Directors, Cut: Jake West on Draconian Days

The horror genre has long been plagued by issues of censorship. Director Jake West exhumes its history in his latest film

Feature by | 28 Feb 2014

“It encourages us to understand history, and to see the kind of things that happen with moral panics,” says director Jake West of his new documentary, Video Nasties: Draconian Days, which covers the passing of the notorious Video Recordings Act of 1984 and the heavy-handed tenure of James Ferman as director of the BBFC. It was a period that must be almost unfathomable for a generation of genre fans now able to access any and all uncut material at the click of a mouse, where films were arbitrarily subjected to the scissor treatment by overzealous bastions of perceived good taste. “You had a huge amount of censorship going on, and often there was nothing clear from the BBFC as to what their policies were or why they were doing this; they were kind of making it up as they went along.”

The film serves as a sort-of sequel to West and producer Marc Morris’s earlier doc, Video Nasties: Moral Panic, Censorship and Videotape, which looked at the birth of video in the UK and the initial outcry caused by the availability for home viewing of titles such as Sam Raimi’s Evil Dead. The aftermath of this, the Video Recordings Act, gave new power to the BBFC, a body previously concerned only with the broad certification of titles. “They now had statutory responsibility for cutting video. That really affected the way that video was seen in the UK and is probably the time that censorship was at its most draconian, certainly in terms of horror films in that period.”

West, a horror filmmaker himself with titles such as Doghouse and Evil Aliens, interviews contemporaries such as Neil Marshall and Chris Smith, but also takes testimony from those involved in the governance of film; the unelected moral arbiters. “We had some very interesting interviews with people at the BBFC, particularly Carol Topolsky, who was there during that period then eventually sacked by James Ferman.” Though reluctant to go into further detail as to what those processes actually were, or the intrigue surrounding Topolsky’s dismissal (“I think you need to watch the documentary! That would be like giving away a plot spoiler!”), West speaks enthusiastically about the contribution of those working under Ferman at the time. “Carol was very open,” he says. “She was actually a psychoanalytic psychologist, so she’s got a very interesting take on stuff and was involved with rape crisis centres. She reflects very strongly on a lot of the problem areas for censorship, like sexual violence, and offers fascinating insight.”

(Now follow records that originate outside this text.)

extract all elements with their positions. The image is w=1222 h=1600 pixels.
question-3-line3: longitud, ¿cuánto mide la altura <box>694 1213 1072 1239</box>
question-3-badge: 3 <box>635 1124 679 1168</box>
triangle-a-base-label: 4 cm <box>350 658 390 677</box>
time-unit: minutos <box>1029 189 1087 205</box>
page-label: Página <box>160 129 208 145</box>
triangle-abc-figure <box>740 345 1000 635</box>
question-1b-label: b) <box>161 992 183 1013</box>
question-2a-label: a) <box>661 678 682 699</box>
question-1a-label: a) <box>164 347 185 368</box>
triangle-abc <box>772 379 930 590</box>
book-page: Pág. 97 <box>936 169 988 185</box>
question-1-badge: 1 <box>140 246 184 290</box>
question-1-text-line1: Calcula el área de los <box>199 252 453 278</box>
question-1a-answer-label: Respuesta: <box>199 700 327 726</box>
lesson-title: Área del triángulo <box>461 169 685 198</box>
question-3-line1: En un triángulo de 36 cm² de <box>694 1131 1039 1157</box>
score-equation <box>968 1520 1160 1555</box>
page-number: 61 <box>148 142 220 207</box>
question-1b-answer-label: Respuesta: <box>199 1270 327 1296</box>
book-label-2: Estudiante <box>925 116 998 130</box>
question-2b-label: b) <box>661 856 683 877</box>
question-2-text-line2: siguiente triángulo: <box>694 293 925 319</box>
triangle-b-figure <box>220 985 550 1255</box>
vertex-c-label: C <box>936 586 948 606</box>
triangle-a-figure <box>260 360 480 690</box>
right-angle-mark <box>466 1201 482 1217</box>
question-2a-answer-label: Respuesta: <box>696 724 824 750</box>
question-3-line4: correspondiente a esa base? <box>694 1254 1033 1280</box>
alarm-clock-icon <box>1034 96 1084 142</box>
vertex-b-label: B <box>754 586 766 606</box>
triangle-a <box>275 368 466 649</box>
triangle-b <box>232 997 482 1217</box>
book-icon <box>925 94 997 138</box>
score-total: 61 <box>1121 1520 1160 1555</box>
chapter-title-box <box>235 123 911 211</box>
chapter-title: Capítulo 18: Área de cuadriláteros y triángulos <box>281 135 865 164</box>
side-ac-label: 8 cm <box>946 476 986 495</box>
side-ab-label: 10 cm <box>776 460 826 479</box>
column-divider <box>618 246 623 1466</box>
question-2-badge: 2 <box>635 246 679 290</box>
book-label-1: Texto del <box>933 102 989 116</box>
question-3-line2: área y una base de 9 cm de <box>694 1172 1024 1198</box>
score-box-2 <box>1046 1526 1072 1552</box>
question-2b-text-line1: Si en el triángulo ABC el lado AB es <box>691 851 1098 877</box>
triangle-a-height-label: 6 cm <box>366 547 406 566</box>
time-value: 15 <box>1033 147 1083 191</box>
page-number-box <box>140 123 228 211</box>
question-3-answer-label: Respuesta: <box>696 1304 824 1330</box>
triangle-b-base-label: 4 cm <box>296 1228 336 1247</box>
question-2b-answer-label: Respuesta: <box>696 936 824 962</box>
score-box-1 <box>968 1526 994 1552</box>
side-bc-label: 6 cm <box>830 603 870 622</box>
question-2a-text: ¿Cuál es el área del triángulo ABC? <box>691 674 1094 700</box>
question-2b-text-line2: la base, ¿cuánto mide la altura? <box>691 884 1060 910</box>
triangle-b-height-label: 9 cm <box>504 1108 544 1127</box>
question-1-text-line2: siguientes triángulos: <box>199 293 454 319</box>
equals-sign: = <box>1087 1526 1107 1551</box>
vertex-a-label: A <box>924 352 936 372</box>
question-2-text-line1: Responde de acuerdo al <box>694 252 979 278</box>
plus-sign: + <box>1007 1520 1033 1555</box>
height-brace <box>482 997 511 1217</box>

"The BBFC... were kind of making it up as they went along" - Jake West

As well as the minutiae of the system, the effect this censorship had on horror fans and the culture surrounding the material is also a key facet of the documentary. There is definite nostalgia to West’s recounting of that era. “I was a teenager in the 80s, I grew-up with the Video Nasties – trying to get hold of them and watch them,” he recalls. “It could take us years and years to find a film that we were interested in, and certainly that created the whole horror scene as it was, and what’s missing now, I think; the sense of camaraderie.” Being a child of that period certainly shaped West’s own career, too. “I was very influenced by them in terms of wanting to make gory, fun horror movies, because we felt like there was some kind of danger or subversive feel to that material when we were growing-up.”

This subversion and the historical symbiosis of politics and horror cinema is something I am interested to get West’s take on. Whereas mainstream US and UK horror from the late 60s to the early 80s was steeped in political allegory, that seems to have fallen by the wayside in recent times. The French are now seen by many as the flag-bearers of socially conscious shockers; the work of, for example,  Pascal Laugier and Xavier Gens – the latter a segment director on horror compendium The ABCs of Death, along with West – push back at the boundaries while also addressing important issues. “I really like their films,” says West. “Stuff like Martyrs, particularly, is dealing with some strong, transgressive imagery, but also doing that within the framework of good storytelling. Using extreme imagery you can create a metaphor or make a point that maybe you couldn't make successfully in another genre, so it’s always exciting, horror, because of that side to it.”

In light of this new leaning towards the extreme, does West see any possibility of a return to those dark days of censorship? Ferman’s resignation in 1999, where Draconian Days takes us up to, signalled a change in policy. “After that point the BBFC became a lot more open and a lot more transparent, so censorship and all of the things that had been blocked started to be released; the landscape certainly changed.” Though there have been isolated cases in recent years – work such as A Serbian Film, The Bunny Game and The Human Centipede 2 all caused varying degrees of uproar – there is little evidence to suggest that more blanket policy on transgressive content is imminent. “The Video Recordings Act still exists,” explains West, “and there’s a lot of power within it that could be imposed if they wanted to, which, fortunately, [they don't] at the moment.”  Is this a comfort or a warning? There’s reassurance in an outmoded permission slip being ignored by the classification board, but there is a hint of dread in its continuing existence, ready to be taken-up should another cultural panic grip. If that ever happens, who knows how those mouse-clickers may cope?